Innanzitutto dobbiamo interrogarci sul senso della ricchezza e del suo uso. Invece di avere come obiettivo l’accumulazione materiale al di là di ciò che è necessario e decente, dobbiamo cercare un altro tipo di ricchezza, questa sì umana veramente, come il tempo per la famiglia e i figli, per gli amici, per sviluppare la creatività, per godersi incantati lo splendore della natura, per dedicarsi alla meditazione ed alla contemplazione.

Il senso originario dell’economia non è l’accumulazione di capitale ma creazione e ri-creazione della vita. Essa è ordinata a soddisfare le nostre necessità materiali e a creare le condizioni per la realizzazione dei beni spirituali  che non si trovano sul mercato, ma provengono dal cuore e da corretti rapporti con gli altri e con la natura, tipo la convivenza pacifica, il senso di giustizia, di solidarietà, di compassione, di armonizzazione e di cura per tutto quello che vive.

Nel sistema economico attuale il primo passo da compiere è la rivalutazione del denaro in quanto mezzo di scambio per beni e lavoro e non in quanto "bene in sé"...  Il denaro non è altro che un simbolo della capacità di un popolo, ma anche di un individuo, di poter operare e attraverso la propria opera di poter disporre e scambiare quanto gli è necessario per la sopravvivenza ed il benessere.

La chiave dell’enorme potere derivante dall’attività di creazione dello strumento di pagamento, la moneta, serve anche per capire la geopolitica. Possiamo dire che il Grande Gioco si riassume nella questione e nella gestione privata dell’emissione dei mezzi di pagamento.

Una società libera emette liberamente questo mezzo di scambio, garantito dalla forza lavoro e dalle ricchezze accumulate al suo interno, che esse siano naturali, culturali o di altro genere.

Il senso della comune appartenenza deve affermarsi nella società, coincidendo col bene personale, ed a qual punto sarà chiaro che non possono più risaltare (nelle scelte sociali e di governo) interessi rivolti a soddisfare una parte a scapito dell’altra.

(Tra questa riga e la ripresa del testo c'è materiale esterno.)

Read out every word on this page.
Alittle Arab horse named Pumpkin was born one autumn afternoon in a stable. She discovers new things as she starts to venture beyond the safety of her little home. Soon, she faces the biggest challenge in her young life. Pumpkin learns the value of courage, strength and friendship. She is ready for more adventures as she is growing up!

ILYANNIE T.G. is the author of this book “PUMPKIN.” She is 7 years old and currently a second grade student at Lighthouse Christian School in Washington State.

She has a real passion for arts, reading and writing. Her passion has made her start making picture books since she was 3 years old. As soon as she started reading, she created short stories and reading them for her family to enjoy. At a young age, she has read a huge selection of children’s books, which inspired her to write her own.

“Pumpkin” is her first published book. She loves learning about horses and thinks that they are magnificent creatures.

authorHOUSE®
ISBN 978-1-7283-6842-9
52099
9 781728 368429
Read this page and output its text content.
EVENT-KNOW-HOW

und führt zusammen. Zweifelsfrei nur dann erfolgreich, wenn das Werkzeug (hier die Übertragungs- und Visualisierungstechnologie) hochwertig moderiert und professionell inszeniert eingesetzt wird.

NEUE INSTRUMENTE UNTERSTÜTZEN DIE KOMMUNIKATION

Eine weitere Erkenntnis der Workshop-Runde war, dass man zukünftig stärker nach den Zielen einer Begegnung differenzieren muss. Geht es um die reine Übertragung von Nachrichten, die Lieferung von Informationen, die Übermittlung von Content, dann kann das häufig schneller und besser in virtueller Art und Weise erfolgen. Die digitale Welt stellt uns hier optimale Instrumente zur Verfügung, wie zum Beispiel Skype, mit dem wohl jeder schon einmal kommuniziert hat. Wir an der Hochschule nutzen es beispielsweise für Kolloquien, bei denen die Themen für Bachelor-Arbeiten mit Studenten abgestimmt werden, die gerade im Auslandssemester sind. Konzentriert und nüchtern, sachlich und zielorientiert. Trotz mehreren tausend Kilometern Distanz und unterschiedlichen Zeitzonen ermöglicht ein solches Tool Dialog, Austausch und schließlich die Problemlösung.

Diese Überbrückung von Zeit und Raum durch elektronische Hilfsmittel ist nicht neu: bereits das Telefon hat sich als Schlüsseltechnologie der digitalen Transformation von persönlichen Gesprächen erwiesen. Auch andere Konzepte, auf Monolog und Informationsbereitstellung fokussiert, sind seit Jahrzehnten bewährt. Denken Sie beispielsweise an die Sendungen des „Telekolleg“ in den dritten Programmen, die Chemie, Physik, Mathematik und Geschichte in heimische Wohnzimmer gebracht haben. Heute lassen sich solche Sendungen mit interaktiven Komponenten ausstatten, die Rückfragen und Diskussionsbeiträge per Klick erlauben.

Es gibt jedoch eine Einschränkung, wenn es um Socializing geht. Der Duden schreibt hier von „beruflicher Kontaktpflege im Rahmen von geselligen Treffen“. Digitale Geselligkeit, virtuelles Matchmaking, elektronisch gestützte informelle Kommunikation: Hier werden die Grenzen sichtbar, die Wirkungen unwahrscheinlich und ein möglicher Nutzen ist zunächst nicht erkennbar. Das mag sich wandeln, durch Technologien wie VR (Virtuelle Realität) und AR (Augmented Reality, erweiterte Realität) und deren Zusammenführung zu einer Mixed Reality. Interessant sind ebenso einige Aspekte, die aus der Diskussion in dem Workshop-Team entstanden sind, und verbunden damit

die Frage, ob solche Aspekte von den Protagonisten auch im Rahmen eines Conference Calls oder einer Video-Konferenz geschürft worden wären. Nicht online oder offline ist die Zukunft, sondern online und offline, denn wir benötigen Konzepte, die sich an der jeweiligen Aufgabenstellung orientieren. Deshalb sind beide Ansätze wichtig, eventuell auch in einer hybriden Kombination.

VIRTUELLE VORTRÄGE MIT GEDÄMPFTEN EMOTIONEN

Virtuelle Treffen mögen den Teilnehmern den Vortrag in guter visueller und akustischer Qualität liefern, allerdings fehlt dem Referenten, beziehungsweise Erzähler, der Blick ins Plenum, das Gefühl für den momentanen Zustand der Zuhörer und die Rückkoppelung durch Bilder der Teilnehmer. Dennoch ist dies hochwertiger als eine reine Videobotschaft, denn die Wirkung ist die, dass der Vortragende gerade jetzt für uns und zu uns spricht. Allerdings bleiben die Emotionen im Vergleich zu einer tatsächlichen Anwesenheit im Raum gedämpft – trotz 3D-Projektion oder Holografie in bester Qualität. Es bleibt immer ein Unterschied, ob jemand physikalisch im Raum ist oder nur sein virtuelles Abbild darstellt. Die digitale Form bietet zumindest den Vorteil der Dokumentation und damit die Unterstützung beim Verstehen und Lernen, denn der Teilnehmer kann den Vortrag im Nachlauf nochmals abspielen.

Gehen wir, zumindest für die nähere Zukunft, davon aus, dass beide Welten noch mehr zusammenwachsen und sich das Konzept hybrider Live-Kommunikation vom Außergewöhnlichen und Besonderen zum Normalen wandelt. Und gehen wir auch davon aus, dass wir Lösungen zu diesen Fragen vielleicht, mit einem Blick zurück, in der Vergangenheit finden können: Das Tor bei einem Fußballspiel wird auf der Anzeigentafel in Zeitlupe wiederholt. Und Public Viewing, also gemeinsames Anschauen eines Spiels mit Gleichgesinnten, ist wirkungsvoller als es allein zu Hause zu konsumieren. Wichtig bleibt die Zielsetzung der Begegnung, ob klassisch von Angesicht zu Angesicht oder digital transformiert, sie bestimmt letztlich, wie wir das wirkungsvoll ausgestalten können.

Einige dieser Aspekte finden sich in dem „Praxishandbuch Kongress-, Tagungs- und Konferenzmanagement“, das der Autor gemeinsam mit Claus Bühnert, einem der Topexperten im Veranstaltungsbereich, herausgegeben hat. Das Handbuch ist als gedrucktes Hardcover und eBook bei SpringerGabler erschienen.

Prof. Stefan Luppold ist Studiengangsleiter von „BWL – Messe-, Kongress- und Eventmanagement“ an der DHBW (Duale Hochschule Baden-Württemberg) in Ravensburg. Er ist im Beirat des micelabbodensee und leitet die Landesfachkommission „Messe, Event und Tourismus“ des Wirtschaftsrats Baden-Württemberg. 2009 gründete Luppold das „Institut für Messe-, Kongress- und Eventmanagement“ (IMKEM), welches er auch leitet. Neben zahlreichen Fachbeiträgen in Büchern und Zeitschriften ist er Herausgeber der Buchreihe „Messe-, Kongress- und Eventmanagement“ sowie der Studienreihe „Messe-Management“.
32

In questa ottica occorre perciò  ripensare anche al processo di produzione e d'uso del denaro. Il denaro è nato come mezzo di facilitazione per lo scambio di beni necessari, ed in se stesso    aveva un valore universalmente riconosciuto, successivamente   è diventato pian piano un mezzo speculativo di asservimento e di sperequazione sociale.  Sia ben chiaro non è colpa del denaro in quanto tale se ciò è avvenuto ma la "colpa" sta nel modo in cui è stato utilizzato e reso un bene in sé  (e qui intendo proprio nel senso "utilitaristico" speculativo).

Valerio Malvezzi, un esperto in materia bancaria,  spiega alcuni concetti di economia:  "Oggi la legge del libero mercato tra le persone non esiste più, perché si è instaurata una nuova forma di scambio dove le regole commerciali sono decise solo dalle multinazionali e dalle banche.  È una dittatura economica sotto l'autorità dell'Alta Finanza il cui scopo è quello di portare le ricchezze solo ad una minoranza, e per fare questo è stato cancellato il metodo economico che da secoli teneva in piedi le comunità."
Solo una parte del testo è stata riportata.